Roadmap and issues for Azure Container Apps

MIT License

355 stars 27 forks source link

Container App job loses access to pull image from ACR after a period of time (still) #1204

Open jason-berk-k1x opened 1 week ago

jason-berk-k1x commented 1 week ago

Please provide us with the following information:

This issue is a: (mark with an x)

[x] bug report -> please search issues before submitting
[ ] documentation issue or request
[x] regression (a behavior that used to work and stopped in a new release)

Issue description

https://github.com/microsoft/azure-container-apps/issues/816#issuecomment-2181193648

Steps to reproduce

no idea, that's part of the issue

Expected behavior [What you expected to happen.]

Actual behavior [What actually happened.]

Screenshots
If applicable, add screenshots to help explain your problem.

Additional context

Ex. Did this issue occur in the CLI or the Portal?

jason-berk-k1x commented 1 week ago

not sure why the original issue closed a few days ago. I literally ran into this exact issue today (6/20/24)

https://github.com/microsoft/azure-container-apps/issues/816#issuecomment-2181193648

jason-berk-k1x commented 1 week ago

I have since deleted my job and re-ran my terraform to create a new one. this new job is using the mcr.microsoft.com/k8se/quickstart-jobs:latest image. After the TF runs, I use the azure CLI to update the app based on a configuration yaml file. That pipeline ran and in the portal everything looks correct, but when I put a message on the queue that triggers the job, I see this in the system logs (and the execution fails)

Screenshot 2024-06-20 at 3 18 56 PM

my job lives in the dev subscription and the ACR is in the global subscription but I've got many other jobs all built out the same way and none of them have this issue.

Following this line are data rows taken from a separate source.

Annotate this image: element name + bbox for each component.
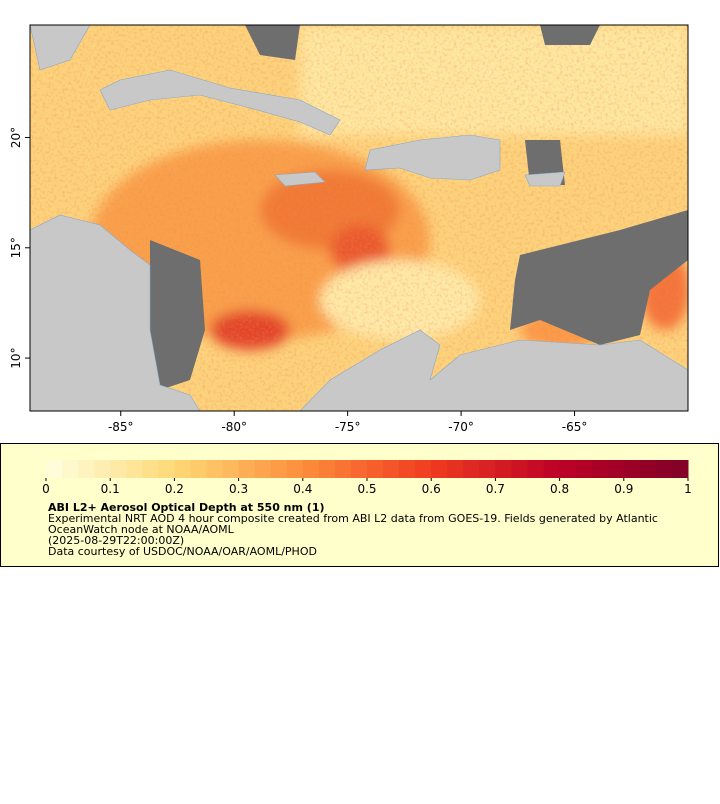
colorbar-tick-label: 0.6 — [422, 482, 441, 496]
colorbar-tick-label: 0.3 — [229, 482, 248, 496]
colorbar-step — [78, 460, 95, 478]
legend-title: ABI L2+ Aerosol Optical Depth at 550 nm … — [48, 501, 325, 514]
colorbar-step — [623, 460, 641, 478]
colorbar-step — [575, 460, 593, 478]
colorbar-tick-label: 0.9 — [614, 482, 633, 496]
map — [30, 25, 688, 411]
colorbar-step — [350, 460, 368, 478]
colorbar-step — [639, 460, 657, 478]
colorbar-step — [94, 460, 111, 478]
colorbar-step — [479, 460, 496, 478]
colorbar-tick-label: 0.2 — [165, 482, 184, 496]
colorbar-step — [286, 460, 304, 478]
colorbar-step — [62, 460, 79, 478]
colorbar-step — [334, 460, 352, 478]
y-tick-label: 20° — [9, 127, 23, 148]
colorbar-step — [367, 460, 384, 478]
colorbar-step — [671, 460, 689, 478]
colorbar-step — [158, 460, 175, 478]
colorbar-step — [190, 460, 207, 478]
colorbar-step — [511, 460, 528, 478]
colorbar-step — [46, 460, 63, 478]
map-frame — [29, 24, 689, 412]
colorbar-step — [174, 460, 191, 478]
colorbar-step — [399, 460, 416, 478]
x-tick-label: -75° — [335, 420, 361, 434]
colorbar-step — [302, 460, 320, 478]
colorbar-step — [495, 460, 512, 478]
colorbar-tick-label: 1 — [684, 482, 692, 496]
colorbar-tick-label: 0.4 — [293, 482, 312, 496]
colorbar-step — [110, 460, 127, 478]
colorbar-step — [527, 460, 545, 478]
axes: -85° -80° -75° -70° -65° 10° 15° 20° — [9, 127, 587, 434]
colorbar-step — [591, 460, 609, 478]
y-tick-label: 15° — [9, 237, 23, 258]
no-data — [150, 25, 688, 390]
colorbar-step — [222, 460, 240, 478]
colorbar-step — [254, 460, 272, 478]
colorbar-step — [431, 460, 448, 478]
x-tick-label: -65° — [562, 420, 588, 434]
x-tick-label: -80° — [221, 420, 247, 434]
colorbar-tick-label: 0.7 — [486, 482, 505, 496]
colorbar-step — [142, 460, 159, 478]
colorbar-step — [607, 460, 625, 478]
colorbar-step — [318, 460, 336, 478]
colorbar-step — [415, 460, 432, 478]
legend-line: (2025-08-29T22:00:00Z) — [48, 534, 184, 547]
legend-line: Experimental NRT AOD 4 hour composite cr… — [48, 512, 658, 525]
colorbar-step — [559, 460, 577, 478]
land — [30, 25, 688, 411]
x-tick-label: -70° — [448, 420, 474, 434]
colorbar-step — [463, 460, 480, 478]
colorbar-step — [270, 460, 288, 478]
colorbar-step — [206, 460, 224, 478]
colorbar-step — [543, 460, 561, 478]
colorbar-tick-label: 0 — [42, 482, 50, 496]
colorbar-step — [238, 460, 256, 478]
colorbar: 0 0.1 0.2 0.3 0.4 0.5 0.6 0.7 0.8 0.9 1 — [42, 460, 692, 496]
colorbar-step — [447, 460, 464, 478]
legend-line: OceanWatch node at NOAA/AOML — [48, 523, 235, 536]
colorbar-tick-label: 0.5 — [357, 482, 376, 496]
y-tick-label: 10° — [9, 347, 23, 368]
colorbar-tick-label: 0.8 — [550, 482, 569, 496]
legend-line: Data courtesy of USDOC/NOAA/OAR/AOML/PHO… — [48, 545, 317, 558]
colorbar-tick-label: 0.1 — [101, 482, 120, 496]
colorbar-step — [383, 460, 400, 478]
colorbar-step — [126, 460, 143, 478]
x-tick-label: -85° — [108, 420, 134, 434]
colorbar-step — [655, 460, 673, 478]
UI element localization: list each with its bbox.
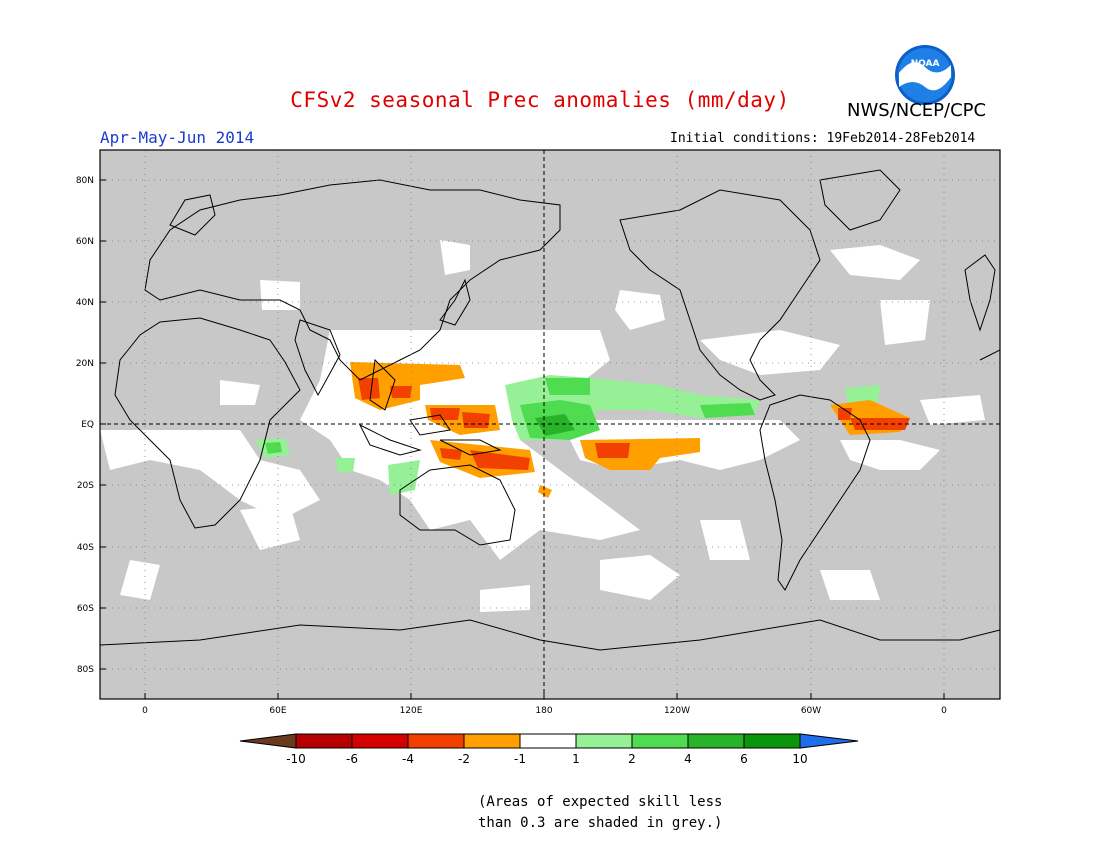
colorbar-label: 1 [572, 752, 580, 766]
lon-label: 0 [142, 706, 148, 716]
colorbar-label: 2 [628, 752, 636, 766]
colorbar-swatch [575, 733, 633, 749]
colorbar-swatch [407, 733, 465, 749]
latitude-labels: 80N 60N 40N 20N EQ 20S 40S 60S 80S [76, 176, 94, 675]
lat-label: 80N [76, 176, 94, 186]
map-gridlines [100, 150, 1000, 699]
skill-note-line: than 0.3 are shaded in grey.) [478, 815, 723, 831]
lat-label: 60N [76, 237, 94, 247]
colorbar [239, 733, 859, 749]
colorbar-arrow-left [239, 733, 297, 749]
colorbar-label: 6 [740, 752, 748, 766]
axis-ticks [100, 179, 945, 699]
lon-label: 180 [535, 706, 552, 716]
colorbar-label: -10 [286, 752, 306, 766]
colorbar-label: -6 [346, 752, 358, 766]
map-title: CFSv2 seasonal Prec anomalies (mm/day) [290, 88, 790, 112]
lat-label: 20N [76, 359, 94, 369]
colorbar-swatch [295, 733, 353, 749]
equator-dateline [100, 150, 1000, 699]
colorbar-label: 4 [684, 752, 692, 766]
lat-label: 80S [77, 665, 94, 675]
lat-label: EQ [81, 420, 94, 430]
season-label: Apr-May-Jun 2014 [100, 128, 255, 147]
lon-label: 120W [664, 706, 690, 716]
colorbar-swatch [687, 733, 745, 749]
agency-label: NWS/NCEP/CPC [847, 100, 987, 121]
lon-label: 60E [269, 706, 286, 716]
wet-anomaly-strong [535, 414, 575, 436]
colorbar-swatch [743, 733, 801, 749]
colorbar-label: -1 [514, 752, 526, 766]
lat-label: 40N [76, 298, 94, 308]
colorbar-label: 10 [792, 752, 807, 766]
lon-label: 0 [941, 706, 947, 716]
lat-label: 20S [77, 481, 94, 491]
skill-note: (Areas of expected skill less than 0.3 a… [478, 792, 722, 834]
colorbar-swatch [351, 733, 409, 749]
skill-note-line: (Areas of expected skill less [478, 794, 723, 810]
lon-label: 120E [400, 706, 423, 716]
lon-label: 60W [801, 706, 821, 716]
colorbar-swatch [631, 733, 689, 749]
longitude-labels: 0 60E 120E 180 120W 60W 0 [142, 706, 947, 716]
noaa-logo: NOAA [895, 45, 955, 105]
colorbar-labels: -10 -6 -4 -2 -1 1 2 4 6 10 [286, 752, 807, 766]
colorbar-label: -2 [458, 752, 470, 766]
coastlines [100, 169, 1000, 651]
colorbar-label: -4 [402, 752, 414, 766]
lat-label: 40S [77, 543, 94, 553]
noaa-logo-text: NOAA [911, 59, 940, 69]
initial-conditions-label: Initial conditions: 19Feb2014-28Feb2014 [670, 131, 976, 146]
colorbar-swatch [463, 733, 521, 749]
dry-anomaly-medium [358, 378, 910, 470]
lat-label: 60S [77, 604, 94, 614]
colorbar-swatch [519, 733, 577, 749]
colorbar-arrow-right [799, 733, 859, 749]
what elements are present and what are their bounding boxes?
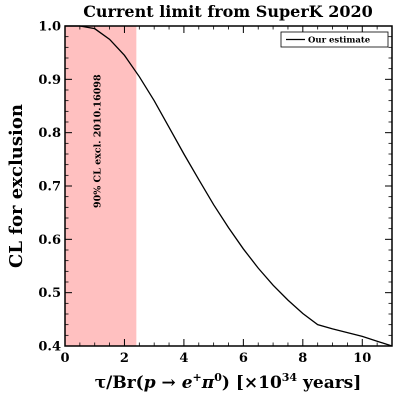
y-tick-label: 0.6 [38,233,61,248]
series-line-our-estimate [65,25,393,347]
x-tick-label: 0 [60,351,69,366]
y-tick-label: 0.5 [38,286,61,301]
legend-label: Our estimate [308,36,371,46]
x-tick-label: 10 [353,351,371,366]
x-tick-label: 2 [120,351,129,366]
axis-ticks: 0 2 4 6 8 10 0.4 0.5 0.6 0.7 0.8 0.9 1.0 [38,20,393,366]
legend-box [280,31,389,48]
y-axis-title: CL for exclusion [6,104,27,268]
x-tick-label: 8 [298,351,307,366]
y-tick-label: 0.4 [38,340,61,355]
x-axis-title: τ/Br(p → e+π0) [×1034 years] [95,371,362,393]
legend: Our estimate [280,31,389,48]
y-tick-label: 0.8 [38,126,61,141]
plot-frame [64,25,393,347]
y-tick-label: 0.7 [38,180,61,195]
x-tick-label: 4 [179,351,188,366]
y-tick-label: 0.9 [38,73,61,88]
shaded-region-label: 90% CL excl. 2010.16098 [93,74,104,208]
shaded-region [65,26,137,346]
y-tick-label: 1.0 [38,20,61,35]
x-tick-label: 6 [239,351,248,366]
chart-title: Current limit from SuperK 2020 [83,2,373,21]
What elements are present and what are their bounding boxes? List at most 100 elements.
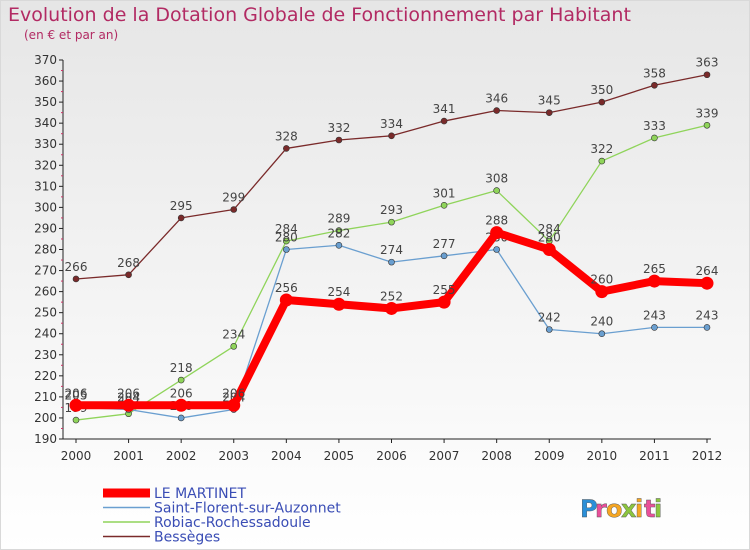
y-tick-label: 230 — [34, 348, 57, 362]
logo-letter: o — [606, 495, 623, 523]
y-tick-label: 340 — [34, 116, 57, 130]
x-tick-label: 2009 — [534, 449, 565, 463]
data-label: 288 — [485, 214, 508, 228]
data-point — [598, 157, 606, 165]
y-tick-label: 260 — [34, 285, 57, 299]
data-point — [440, 252, 448, 260]
legend-item: LE MARTINET — [103, 486, 246, 502]
logo-letter: i — [654, 495, 662, 523]
data-label: 282 — [327, 226, 350, 240]
data-point — [122, 398, 136, 412]
data-point — [440, 201, 448, 209]
data-label: 284 — [538, 222, 561, 236]
legend-label: Robiac-Rochessadoule — [154, 515, 311, 531]
chart-subtitle: (en € et par an) — [24, 28, 119, 42]
data-label: 350 — [590, 83, 613, 97]
data-label: 301 — [433, 186, 456, 200]
data-point — [177, 376, 185, 384]
y-tick-label: 270 — [34, 264, 57, 278]
x-tick-label: 2008 — [481, 449, 512, 463]
data-label: 234 — [222, 327, 245, 341]
data-label: 334 — [380, 117, 403, 131]
data-point — [279, 293, 293, 307]
data-label: 254 — [327, 285, 350, 299]
data-label: 295 — [170, 199, 193, 213]
data-point — [651, 324, 658, 331]
data-label: 255 — [433, 283, 456, 297]
y-tick-label: 300 — [34, 200, 57, 214]
data-label: 256 — [275, 281, 298, 295]
data-label: 206 — [65, 386, 88, 400]
data-label: 280 — [538, 231, 561, 245]
y-tick-label: 190 — [34, 432, 57, 446]
data-label: 218 — [170, 361, 193, 375]
data-point — [174, 398, 188, 412]
x-tick-label: 2010 — [587, 449, 618, 463]
data-point — [651, 81, 658, 89]
data-label: 266 — [65, 260, 88, 274]
data-label: 205 — [65, 388, 88, 402]
y-tick-label: 350 — [34, 95, 57, 109]
data-label: 293 — [380, 203, 403, 217]
proxiti-logo: Pr oxi ti — [580, 495, 663, 523]
data-point — [177, 214, 185, 222]
data-point — [335, 227, 343, 234]
data-point — [227, 398, 241, 412]
y-tick-label: 360 — [34, 74, 57, 88]
y-tick-label: 370 — [34, 53, 57, 67]
x-tick-label: 2003 — [218, 449, 249, 463]
data-label: 322 — [590, 142, 613, 156]
data-label: 289 — [327, 212, 350, 226]
data-point — [493, 246, 500, 253]
legend-label: LE MARTINET — [154, 486, 246, 502]
data-point — [230, 343, 238, 350]
data-label: 264 — [696, 264, 719, 278]
data-label: 333 — [643, 119, 666, 133]
data-label: 268 — [117, 256, 140, 270]
legend-item: Saint-Florent-sur-Auzonnet — [103, 501, 341, 517]
data-point — [647, 274, 661, 288]
x-tick-label: 2002 — [166, 449, 197, 463]
y-tick-label: 240 — [34, 327, 57, 341]
x-tick-label: 2011 — [639, 449, 670, 463]
data-point — [335, 241, 343, 249]
chart-title: Evolution de la Dotation Globale de Fonc… — [8, 4, 631, 26]
data-label: 206 — [117, 386, 140, 400]
series-le-martinet: 206 206 206 206 256 254 252 255 288 280 260 265 264 — [65, 214, 719, 412]
data-label: 274 — [380, 243, 403, 257]
data-point — [388, 218, 395, 226]
data-point — [69, 398, 83, 412]
x-tick-label: 2005 — [324, 449, 355, 463]
y-tick-label: 310 — [34, 179, 57, 193]
y-tick-label: 220 — [34, 369, 57, 383]
data-point — [703, 324, 711, 331]
data-point — [125, 271, 132, 279]
chart-axes: 190 200 210 220 230 240 250 260 270 280 290 300 310 3… — [34, 53, 722, 463]
data-point — [598, 98, 606, 106]
series-layer: 2662682952993283323343413463453503583631… — [65, 56, 719, 424]
data-label: 252 — [380, 289, 403, 303]
data-point — [545, 109, 553, 116]
x-tick-label: 2006 — [376, 449, 407, 463]
data-point — [700, 276, 714, 290]
legend-label: Saint-Florent-sur-Auzonnet — [154, 501, 341, 517]
data-point — [283, 246, 290, 253]
y-tick-label: 280 — [34, 243, 57, 257]
data-point — [283, 237, 290, 245]
logo-letter: P — [580, 495, 598, 523]
data-label: 284 — [275, 222, 298, 236]
data-label: 339 — [696, 106, 719, 120]
data-point — [72, 275, 80, 283]
data-label: 345 — [538, 94, 561, 108]
data-label: 332 — [327, 121, 350, 135]
logo-letter: x — [621, 495, 637, 523]
data-point — [230, 206, 238, 213]
data-point — [703, 121, 711, 129]
y-tick-label: 330 — [34, 137, 57, 151]
x-tick-label: 2007 — [429, 449, 460, 463]
data-label: 265 — [643, 262, 666, 276]
data-point — [703, 71, 711, 79]
data-label: 299 — [222, 190, 245, 204]
data-point — [332, 297, 346, 311]
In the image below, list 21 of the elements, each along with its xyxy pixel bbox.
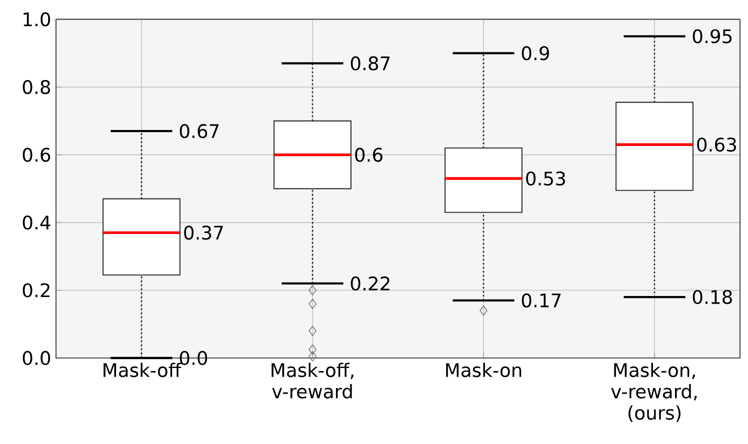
y-tick-label: 0.0 — [22, 350, 50, 366]
annotation: 0.18 — [692, 290, 732, 304]
x-tick-label: Mask-on — [446, 362, 522, 378]
y-tick-label: 0.4 — [22, 215, 50, 230]
y-tick-label: 0.8 — [22, 80, 50, 94]
x-tick-label: Mask-off — [104, 362, 182, 378]
x-tick-label: Mask-off, v-reward — [272, 362, 354, 398]
x-tick-label: Mask-on, v-reward, (ours) — [611, 362, 697, 422]
annotation: 0.53 — [526, 171, 565, 186]
annotation: 0.63 — [697, 138, 736, 152]
annotation: 0.87 — [350, 56, 390, 70]
y-tick-label: 0.2 — [22, 283, 50, 298]
annotation: 0.22 — [350, 276, 390, 291]
annotation: 0.37 — [184, 226, 223, 240]
y-tick-label: 1.0 — [24, 12, 50, 26]
annotation: 0.95 — [692, 29, 732, 44]
y-tick-label: 0.6 — [22, 148, 50, 162]
annotation: 0.17 — [522, 293, 561, 308]
annotation: 0.9 — [522, 46, 550, 60]
annotation: 0.67 — [180, 124, 219, 138]
annotation: 0.6 — [355, 148, 382, 162]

jason-berk-k1x commented 4 days ago

so, all my jobs were working just fine before 6/20, at which point they all started failing. Today, everything is working again.... Looking at the change history, seems Azure updated my environments KEDA version right before everything broke....and reverted it Sunday and today on Monday everything works:

Screenshot 2024-06-24 at 10 10 58 AM

not sure why the KEDA version change would cause the issues I'm seeing, but the timing seem very peculiar....

jason-berk-k1x commented 4 days ago

and I found this: https://github.com/microsoft/azure-container-apps/issues/1207#issuecomment-2183792297

We confirm there is a regression for job with event trigger and managed identity running on consumption v2 environment. We are working on fix.